New Delhi: After reaching the lowest point, Rupee showed some signs of recovery as it opened 22 paise higher at 70.78 against US Dollar on Monday. This recovery witnessed by Rupee was on the backdrop of selling of American currency by banks and exporters.
Apart from this, Rupees also got a push from the robust GDP figures. As per the data released by the Government on Friday, the growth rate of the Indian economy in April-June quarter was recorded to be 8.2 per cent. This was the two-year high growth rate driving on the good show by the manufacturing and farm sectors.
With this growth, the position of India is further strengthened as the fastest growing major economy as China’s expansion rate was recorded to be 6.7 per cent in the same quarter.
On Friday, there was a record downfall in Rupee as it hit the 71 mark against the US Dollar for the first time.
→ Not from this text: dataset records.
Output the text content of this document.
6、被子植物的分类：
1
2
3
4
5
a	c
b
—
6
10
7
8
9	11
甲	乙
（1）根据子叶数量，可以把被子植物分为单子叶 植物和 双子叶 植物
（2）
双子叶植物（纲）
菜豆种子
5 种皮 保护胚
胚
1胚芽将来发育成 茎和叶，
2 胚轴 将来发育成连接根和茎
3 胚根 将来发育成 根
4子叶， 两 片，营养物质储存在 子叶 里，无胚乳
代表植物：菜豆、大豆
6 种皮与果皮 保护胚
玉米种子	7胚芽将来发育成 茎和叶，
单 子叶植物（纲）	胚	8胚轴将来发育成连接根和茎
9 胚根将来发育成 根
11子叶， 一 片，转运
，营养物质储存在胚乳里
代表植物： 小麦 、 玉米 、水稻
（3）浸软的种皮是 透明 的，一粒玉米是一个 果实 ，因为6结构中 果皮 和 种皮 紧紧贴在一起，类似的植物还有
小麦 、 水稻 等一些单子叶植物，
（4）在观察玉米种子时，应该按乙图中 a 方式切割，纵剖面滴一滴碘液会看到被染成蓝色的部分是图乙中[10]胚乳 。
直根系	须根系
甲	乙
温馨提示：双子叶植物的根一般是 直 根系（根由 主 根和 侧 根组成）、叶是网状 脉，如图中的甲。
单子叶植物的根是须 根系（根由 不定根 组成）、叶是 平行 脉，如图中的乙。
The downfall was due to the worsening macro environmental factors.
Rupee Might Reach 73 by Year End
The exclusive survey of ET revealed that rupee might further slide to as low as 73 against the US Dollar by the end of 2018. The survey said that if the currencies of emerging market (EM) continue to slip in response to the steady and unidirectional gains for the US unit. This also pointed to a period of sustained volatility in the foreign-exchange market.
The survey quoted Ashish Vaidya, Heads of Markets for India at Singapore’s DBS Bank, saying, “If the situation in emerging markets continues to deteriorate in the face of a strengthening dollar, the contagion will spread, weighing on the rupee as well. As long as oil keeps rising, the local unit will remain under pressure.”
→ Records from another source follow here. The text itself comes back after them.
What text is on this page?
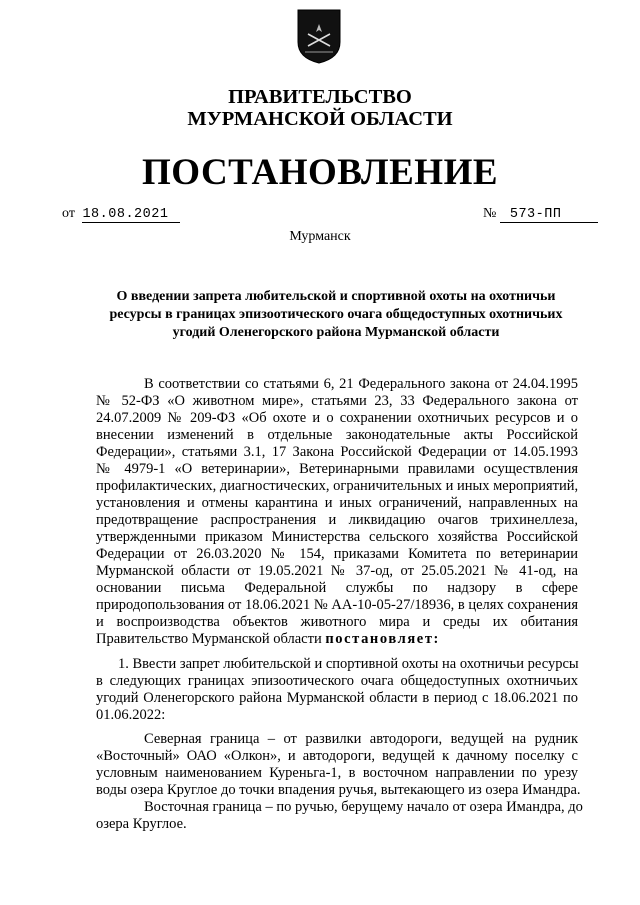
ПРАВИТЕЛЬСТВО
МУРМАНСКОЙ ОБЛАСТИ
ПОСТАНОВЛЕНИЕ
от 18.08.2021	№ 573-ПП
Мурманск
О введении запрета любительской и спортивной охоты на охотничьи
ресурсы в границах эпизоотического очага общедоступных охотничьих
угодий Оленегорского района Мурманской области
В соответствии со статьями 6, 21 Федерального закона от 24.04.1995
№ 52-ФЗ «О животном мире», статьями 23, 33 Федерального закона от
24.07.2009 № 209-ФЗ «Об охоте и о сохранении охотничьих ресурсов и о
внесении изменений в отдельные законодательные акты Российской
Федерации», статьями 3.1, 17 Закона Российской Федерации от 14.05.1993
№ 4979-1 «О ветеринарии», Ветеринарными правилами осуществления
профилактических, диагностических, ограничительных и иных мероприятий,
установления и отмены карантина и иных ограничений, направленных на
предотвращение распространения и ликвидацию очагов трихинеллеза,
утвержденными приказом Министерства сельского хозяйства Российской
Федерации от 26.03.2020 № 154, приказами Комитета по ветеринарии
Мурманской области от 19.05.2021 № 37-од, от 25.05.2021 № 41-од, на
основании письма Федеральной службы по надзору в сфере
природопользования от 18.06.2021 № АА-10-05-27/18936, в целях сохранения
и воспроизводства объектов животного мира и среды их обитания
Правительство Мурманской области постановляет:
1. Ввести запрет любительской и спортивной охоты на охотничьи ресурсы
в следующих границах эпизоотического очага общедоступных охотничьих
угодий Оленегорского района Мурманской области в период с 18.06.2021 по
01.06.2022:
Северная граница – от развилки автодороги, ведущей на рудник
«Восточный» ОАО «Олкон», и автодороги, ведущей к дачному поселку с
условным наименованием Куреньга-1, в восточном направлении по урезу
воды озера Круглое до точки впадения ручья, вытекающего из озера Имандра.
Восточная граница – по ручью, берущему начало от озера Имандра, до
озера Круглое.
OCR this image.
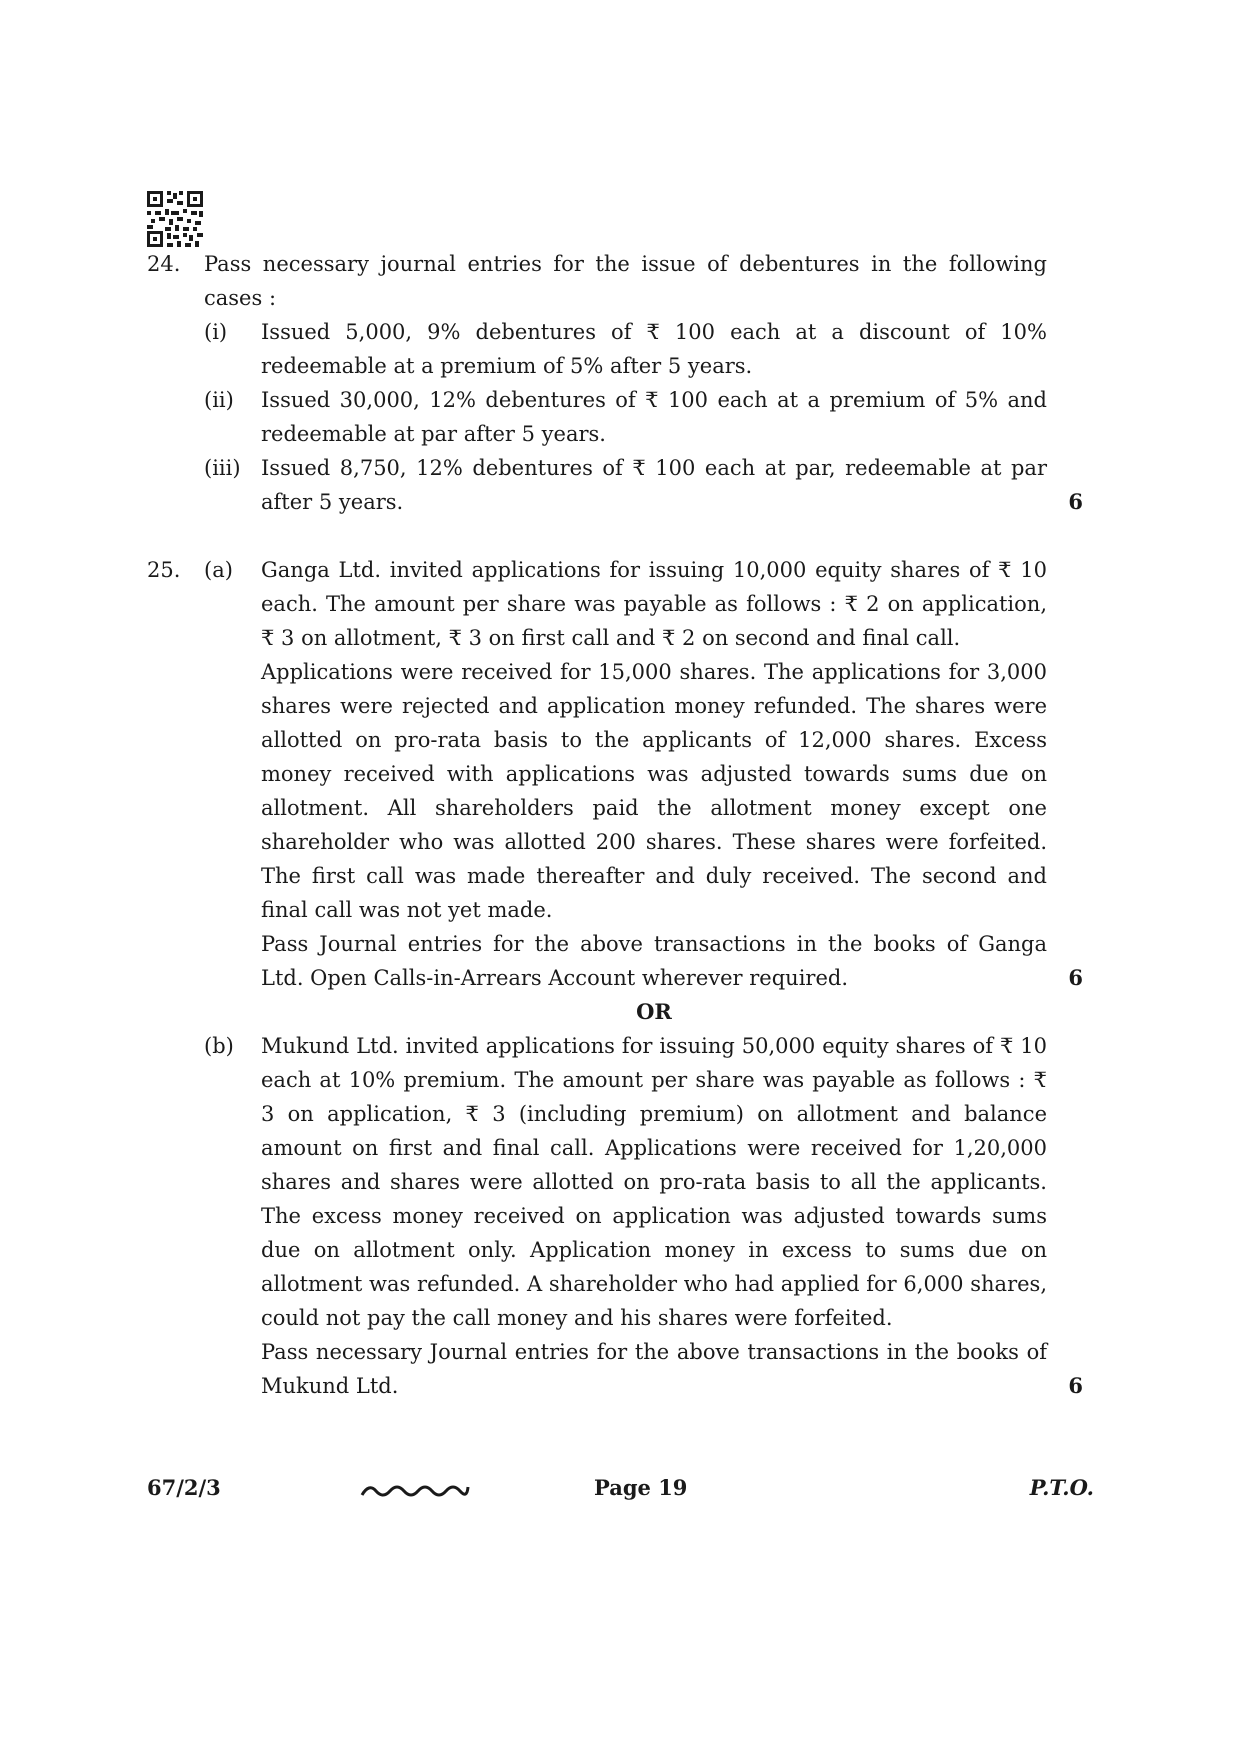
24. Pass necessary journal entries for the issue of debentures in the following cases :
(i) Issued 5,000, 9% debentures of ₹ 100 each at a discount of 10% redeemable at a premium of 5% after 5 years.
(ii) Issued 30,000, 12% debentures of ₹ 100 each at a premium of 5% and redeemable at par after 5 years.
(iii) Issued 8,750, 12% debentures of ₹ 100 each at par, redeemable at par after 5 years.	6
25. (a) Ganga Ltd. invited applications for issuing 10,000 equity shares of ₹ 10 each. The amount per share was payable as follows : ₹ 2 on application, ₹ 3 on allotment, ₹ 3 on first call and ₹ 2 on second and final call.
Applications were received for 15,000 shares. The applications for 3,000 shares were rejected and application money refunded. The shares were allotted on pro-rata basis to the applicants of 12,000 shares. Excess money received with applications was adjusted towards sums due on allotment. All shareholders paid the allotment money except one shareholder who was allotted 200 shares. These shares were forfeited. The first call was made thereafter and duly received. The second and final call was not yet made.
Pass Journal entries for the above transactions in the books of Ganga Ltd. Open Calls-in-Arrears Account wherever required.	6
OR
(b) Mukund Ltd. invited applications for issuing 50,000 equity shares of ₹ 10 each at 10% premium. The amount per share was payable as follows : ₹ 3 on application, ₹ 3 (including premium) on allotment and balance amount on first and final call. Applications were received for 1,20,000 shares and shares were allotted on pro-rata basis to all the applicants. The excess money received on application was adjusted towards sums due on allotment only. Application money in excess to sums due on allotment was refunded. A shareholder who had applied for 6,000 shares, could not pay the call money and his shares were forfeited.
Pass necessary Journal entries for the above transactions in the books of Mukund Ltd.	6
67/2/3	Page 19	P.T.O.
Despite robust 8.2 per cent growth in GDP in June quarter, the currency-market instability and rising global interest in safe-haven assets could overshadow this growth in time to come.
Separately, crude oil price climbed nearly 10 per cent in the past fortnight amid tighter global inventories that are tied to US sanctions on Iran. India is one of the major oil importing countries, meeting three-fourths of its requirement through overseas shipments.
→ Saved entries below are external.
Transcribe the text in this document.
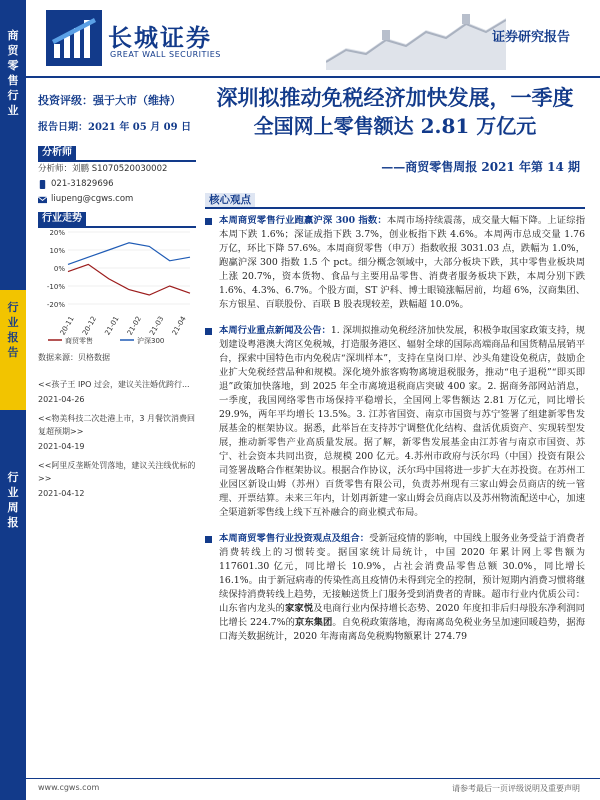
商贸零售行业
行业报告
行业周报
长城证券
GREAT WALL SECURITIES
证券研究报告
投资评级：强于大市（维持）
报告日期：2021 年 05 月 09 日
分析师
分析师：刘鹏 S1070520030002
021-31829696
liupeng@cgws.com
行业走势
20%
10%
0%
-10%
-20%
20-11 20-12 21-01 21-02 21-03 21-04
商贸零售	沪深300
数据来源：贝格数据
<<孩子王 IPO 过会，建议关注婚优跨行...
2021-04-26
<<物美科技二次赴港上市，3 月餐饮消费回复超预期>>
2021-04-19
<<阿里反垄断处罚落地，建议关注线优标的>>
2021-04-12
深圳拟推动免税经济加快发展，一季度
全国网上零售额达 2.81 万亿元
——商贸零售周报 2021 年第 14 期
核心观点
本周商贸零售行业跑赢沪深 300 指数：本周市场持续震荡，成交量大幅下降。上证综指本周下跌 1.6%；深证成指下跌 3.7%，创业板指下跌 4.6%。本周两市总成交量 1.76 万亿，环比下降 57.6%。本周商贸零售（申万）指数收报 3031.03 点，跌幅为 1.0%，跑赢沪深 300 指数 1.5 个 pct。细分概念领域中，大部分板块下跌，其中零售业板块周上涨 20.7%，资本货物、食品与主要用品零售、消费者服务板块下跌，本周分别下跌 1.6%、4.3%、6.7%。个股方面，ST 沪科、博士眼镜涨幅居前，均超 6%，汉商集团、东方银星、百联股份、百联 B 股表现较差，跌幅超 10.0%。
本周行业重点新闻及公告：1. 深圳拟推动免税经济加快发展，积极争取国家政策支持，规划建设粤港澳大湾区免税城，打造服务港区、辐射全球的国际高端商品和国货精品展销平台，探索中国特色市内免税店“深圳样本”，支持在皇岗口岸、沙头角建设免税店，鼓励企业扩大免税经营品种和规模。深化境外旅客购物离境退税服务，推动“电子退税”“即买即退”政策加快落地，到 2025 年全市离境退税商店突破 400 家。2. 据商务部网站消息，一季度，我国网络零售市场保持平稳增长，全国网上零售额达 2.81 万亿元，同比增长 29.9%，两年平均增长 13.5%。3. 江苏省国资、南京市国资与苏宁签署了组建新零售发展基金的框架协议。据悉，此举旨在支持苏宁调整优化结构、盘活优质资产、实现转型发展，推动新零售产业高质量发展。据了解，新零售发展基金由江苏省与南京市国资、苏宁、社会资本共同出资，总规模 200 亿元。4.苏州市政府与沃尔玛（中国）投资有限公司签署战略合作框架协议。根据合作协议，沃尔玛中国将进一步扩大在苏投资。在苏州工业园区新设山姆（苏州）百货零售有限公司，负责苏州现有三家山姆会员商店的统一管理、开票结算。未来三年内，计划再新建一家山姆会员商店以及苏州物流配送中心，加速全渠道新零售线上线下互补融合的商业模式布局。
本周商贸零售行业投资观点及组合：受新冠疫情的影响，中国线上服务业务受益于消费者消费转线上的习惯转变。据国家统计局统计，中国 2020 年累计网上零售额为 117601.30 亿元，同比增长 10.9%，占社会消费品零售总额 30.0%，同比增长 16.1%。由于新冠病毒的传染性高且疫情仍未得到完全的控制，预计短期内消费习惯将继续保持消费转线上趋势，无接触送货上门服务受到消费者的青睐。超市行业内优质公司：山东省内龙头的家家悦及电商行业内保持增长态势、2020 年度扣非后归母股东净利润同比增长 224.7%的京东集团。自免税政策落地，海南离岛免税业务呈加速回暖趋势，据海口海关数据统计，2020 年海南离岛免税购物额累计 274.79
www.cgws.com	请参考最后一页评级说明及重要声明
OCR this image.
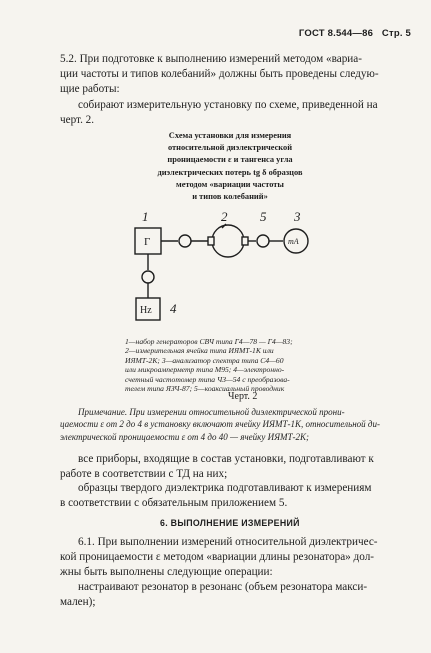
ГОСТ 8.544—86 Стр. 5
5.2. При подготовке к выполнению измерений методом «вариа-
ции частоты и типов колебаний» должны быть проведены следую-
щие работы:
собирают измерительную установку по схеме, приведенной на
черт. 2.
Схема установки для измерения
относительной диэлектрической
проницаемости ε и тангенса угла
диэлектрических потерь tg δ образцов
методом «вариации частоты
и типов колебаний»
1	2	5 3
Г
Hz 4
mA
1—набор генераторов СВЧ типа Г4—78 — Г4—83;
2—измерительная ячейка типа ИЯМТ-1К или
ИЯМТ-2К; 3—анализатор спектра типа С4—60
или микроамперметр типа М95; 4—электронно-
счетный частотомер типа ЧЗ—54 с преобразова-
телем типа ЯЗЧ-87; 5—коаксиальный проводник
Черт. 2
Примечание. При измерении относительной диэлектрической прони-
цаемости ε от 2 до 4 в установку включают ячейку ИЯМТ-1К, относительной ди-
электрической проницаемости ε от 4 до 40 — ячейку ИЯМТ-2К;
все приборы, входящие в состав установки, подготавливают к
работе в соответствии с ТД на них;
образцы твердого диэлектрика подготавливают к измерениям
в соответствии с обязательным приложением 5.
6. ВЫПОЛНЕНИЕ ИЗМЕРЕНИЙ
6.1. При выполнении измерений относительной диэлектричес-
кой проницаемости ε методом «вариации длины резонатора» дол-
жны быть выполнены следующие операции:
настраивают резонатор в резонанс (объем резонатора макси-
мален);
Currency crashes in Argentina and Turkey have triggered concerns of a global contagion, with renewed worries over the US-China trade war. The Argentine peso and Turkish lira have slumped 52 per cent and 42 per cent, respectively, against the dollar this year.
Indonesia’s rupiah hit its lowest level in two decades, signalling that currency collapses are clouding the economic prospects of countries with higher trade deficits or excess of overseas spending over revenue.
A rise in the import bill worsens the country’s fiscal condition, prompting the government to borrow more. This, in turn, punctures global investor confidence as higher borrowing runs contrary to expected fiscal rectitude.
India’s current account deficit is expected to widen to 2.8 per cent of the GDP this financial year, up from 1.9 per cent last year, according to a Nomura Research report.
Investments in stressed assets could negate some of the negative impact on the currency.
“Overseas investors could invest in stressed assets,” said Ashutosh Khajuria, executive director and CFO of Federal Bank.
India’s proposed asset management companies to run bad assets could attract billions of dollars in overseas cash, show some market estimates.
The rupee has plunged 11 per cent on a year-to-date basis, making it the worst-performing currency in Asia. The rupee has weakened mainly due to widening trade deficit, rising crude oil prices and strong revival of the US economy, according to market experts.